"We're not Brazil, we're Northern Ireland, but it's all the same to me" is the chant of choice for football fans of the Northern Ireland international team.
It is a song that will soon have particular resonance for County Armagh teenager Ciaran Ryan.
The 18-year-old is poised to sign for the Brazilian team Porto Alegre FC which is owned by AC Milan superstar Ronaldinho's brother Roberto de Assis Moreira.
It is an unprecedented move for a Northern Irish footballer, let alone a youth team player with only four months' experience at a club in the country's second division, championship side Loughgall FC.
Porto Alegre participates in the football league of the Rio Grande do Sul state in Brazil, which includes Gremio, the double winners of South America's most prestigious club competition - the Copa Libertadores.
Ciaran's coach at Loughgall FC, Stephen Hatfield, explained the background to the transfer which he said was already causing "excitement" in the country famed for its footballing skills.
He said it had resulted from the club's relationship with the Marcet Foundation, an international football development programme aimed at improving individual technique and education.
"It is a global foundation with networks around the world and set-ups in the likes of Brazil, New Zealand, Australia, Italy etc," he said.
"It is an association that selects kids and places them in different environments in the world to develop their football.
"Earlier this year, we took 11 players from places such as Brazil, Spain, the USA and New Zealand, they played for Loughgall's under-18s and reserves initially.
"The manager of the Marcet Foundation programme in Northern Ireland is Thiago Denardin, he has links with football in Brazil and is very friendly with Ronaldinho's brother Roberto de Assis Moreira.
"He went back to Brazil in October to start structuring the move to Porto Alegre after watching Ciaran for two to three weeks at Loughgall with the programme.
"Thiago says Ciaran will be the first Northern Ireland player ever to play professional football in Brazil and it is causing a lot of excitement."
The coach said he had spotted the player's potential when he refereed a friendly game in June involving his former club Tandragee Rovers.
"He was playing central midfield, I asked him where he had come from and at the end of the game we exchanged phone numbers," he said.
He avoided comparisons with Brazilian football legends such as Pele or Zico when assessing his protege's capabilities and said his style was akin to former Scotland international Duncan Ferguson.
"He is not a fantastically tall kid but his aerial strength is phenomenal for his height," he said.
"I would compare him to his great idol Duncan Ferguson, the former Everton forward.
"His strength on and off the ball is absolutely terrific and I think that has been a huge part in why they think he would fit into the Brazilian style, because while everyone likes to associate it with the glamorous samba style techniques, world football requires a certain amount of strength which Ciaran has in abundance."

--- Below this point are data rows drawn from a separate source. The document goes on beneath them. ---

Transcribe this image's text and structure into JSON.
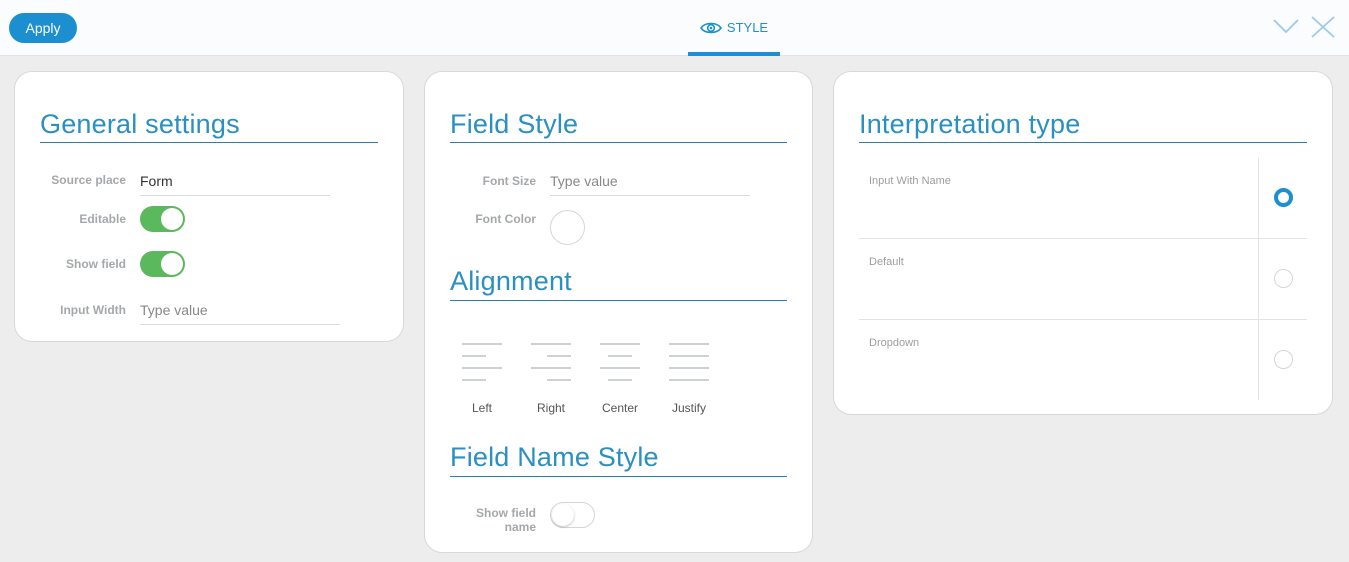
{
  "toolbar": {
    "apply_label": "Apply",
    "tab_label": "STYLE",
    "tab_icon": "eye-icon",
    "collapse_icon": "chevron-down-icon",
    "close_icon": "close-icon",
    "accent_color": "#1c8fd0"
  },
  "general": {
    "title": "General settings",
    "source_place_label": "Source place",
    "source_place_value": "Form",
    "editable_label": "Editable",
    "editable_on": true,
    "show_field_label": "Show field",
    "show_field_on": true,
    "input_width_label": "Input Width",
    "input_width_placeholder": "Type value",
    "toggle_on_color": "#5cb85c"
  },
  "field_style": {
    "title": "Field Style",
    "font_size_label": "Font Size",
    "font_size_placeholder": "Type value",
    "font_color_label": "Font Color"
  },
  "alignment": {
    "title": "Alignment",
    "options": [
      {
        "label": "Left",
        "icon": "align-left-icon"
      },
      {
        "label": "Right",
        "icon": "align-right-icon"
      },
      {
        "label": "Center",
        "icon": "align-center-icon"
      },
      {
        "label": "Justify",
        "icon": "align-justify-icon"
      }
    ]
  },
  "field_name_style": {
    "title": "Field Name Style",
    "show_field_name_label_line1": "Show field",
    "show_field_name_label_line2": "name",
    "show_field_name_on": false
  },
  "interpretation": {
    "title": "Interpretation type",
    "options": [
      {
        "label": "Input With Name",
        "selected": true
      },
      {
        "label": "Default",
        "selected": false
      },
      {
        "label": "Dropdown",
        "selected": false
      }
    ]
  }
}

Mr Hatfield said Ciaran had been expected to link up with Porto Alegre on 5 November, but this date was put back after he "picked up a knock at the end of October".
The Craigavon youngster, who can play as a midfielder or striker, will now jet out to Brazil at the end of the month.

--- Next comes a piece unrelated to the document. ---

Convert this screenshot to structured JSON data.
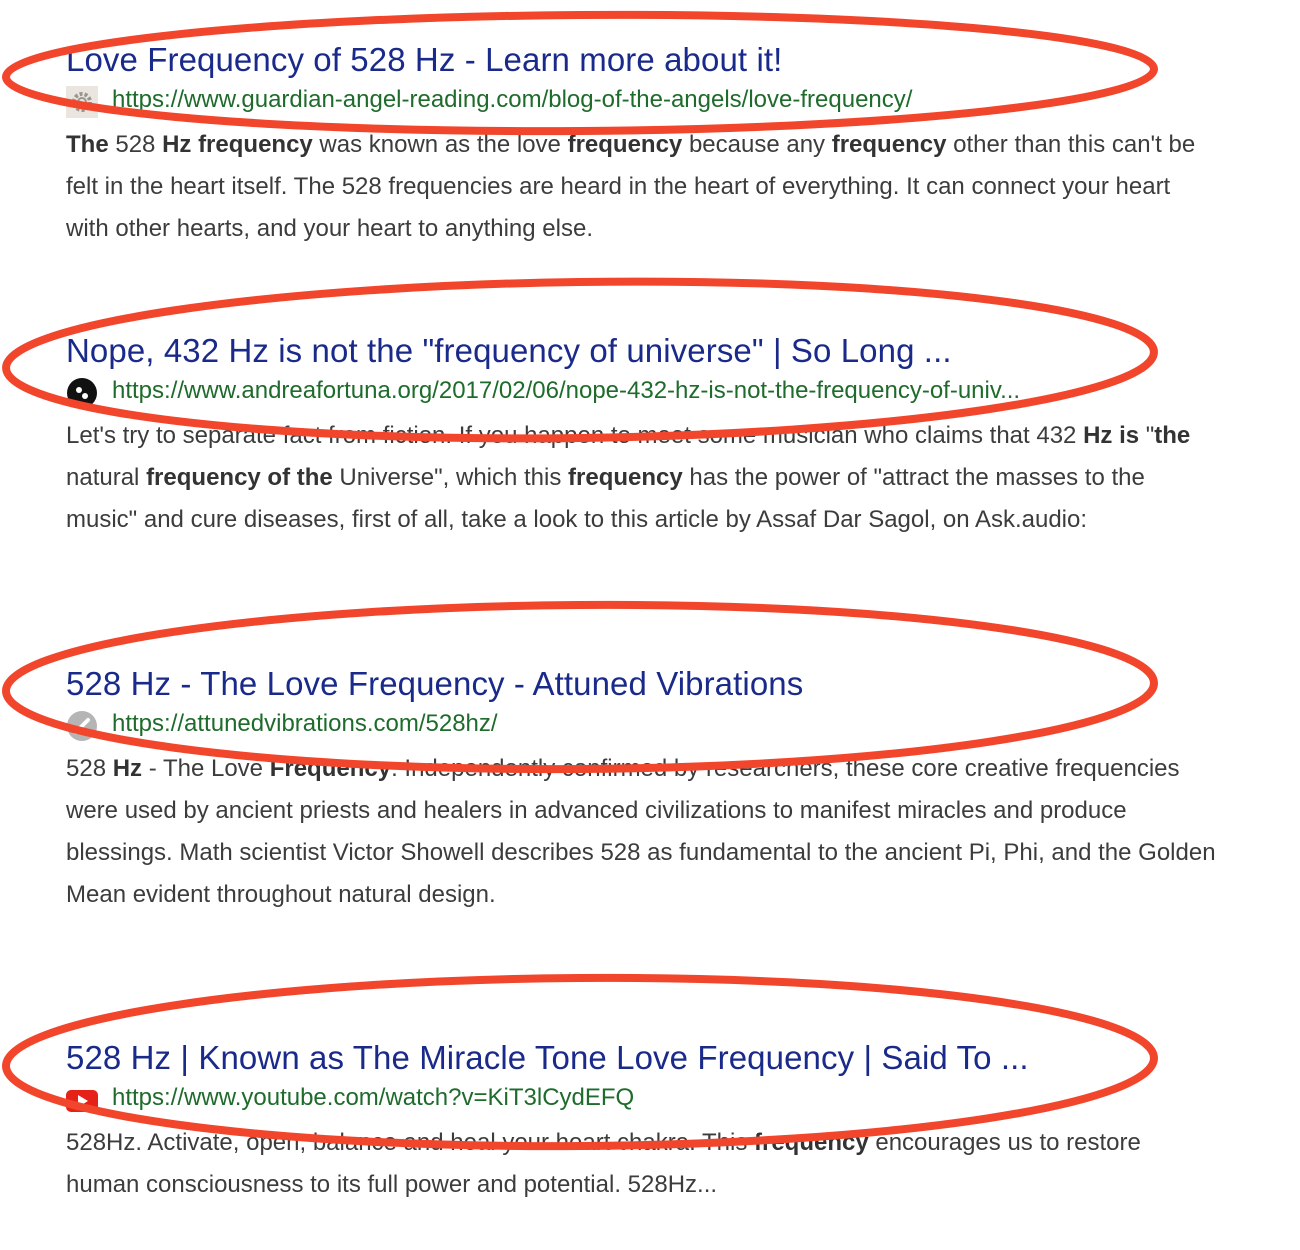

"He was initially going to work with the youth team but after speaking to Thiago, they are keen for him to start training with the senior squad at Porto Alegre," Steven added.

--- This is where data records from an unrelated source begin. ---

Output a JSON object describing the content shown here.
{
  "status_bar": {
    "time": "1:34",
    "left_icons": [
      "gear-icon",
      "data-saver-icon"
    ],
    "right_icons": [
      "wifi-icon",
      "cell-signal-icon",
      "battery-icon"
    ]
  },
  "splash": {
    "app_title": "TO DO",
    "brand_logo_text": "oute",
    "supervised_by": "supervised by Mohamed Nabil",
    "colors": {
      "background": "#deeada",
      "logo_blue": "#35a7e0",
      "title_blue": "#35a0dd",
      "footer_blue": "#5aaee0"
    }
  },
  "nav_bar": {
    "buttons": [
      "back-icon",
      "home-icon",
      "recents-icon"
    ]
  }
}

"Thiago has enough belief in him.
"He can't sign the one-year contract until he gets over there, but it is a pretty good package he is getting for an 18-year-old.
"Loughgall FC has waived any fee in terms of the transfer, if we can get him into full-time football, we are happy to do that."
Financial reward is not on Ciaran's mind either as he prepares to embark on his footballing odyssey.
"The only thing I am interested in is getting over and fitting in with the team and playing," he said.
Friends and family will be hoping that he remains true to the motto of former club Tandragee Rovers amid the heady attractions of footballing life in South America.
"Disponendo me, non mutando me" roughly translates as, "You may displace me but you cannot change me."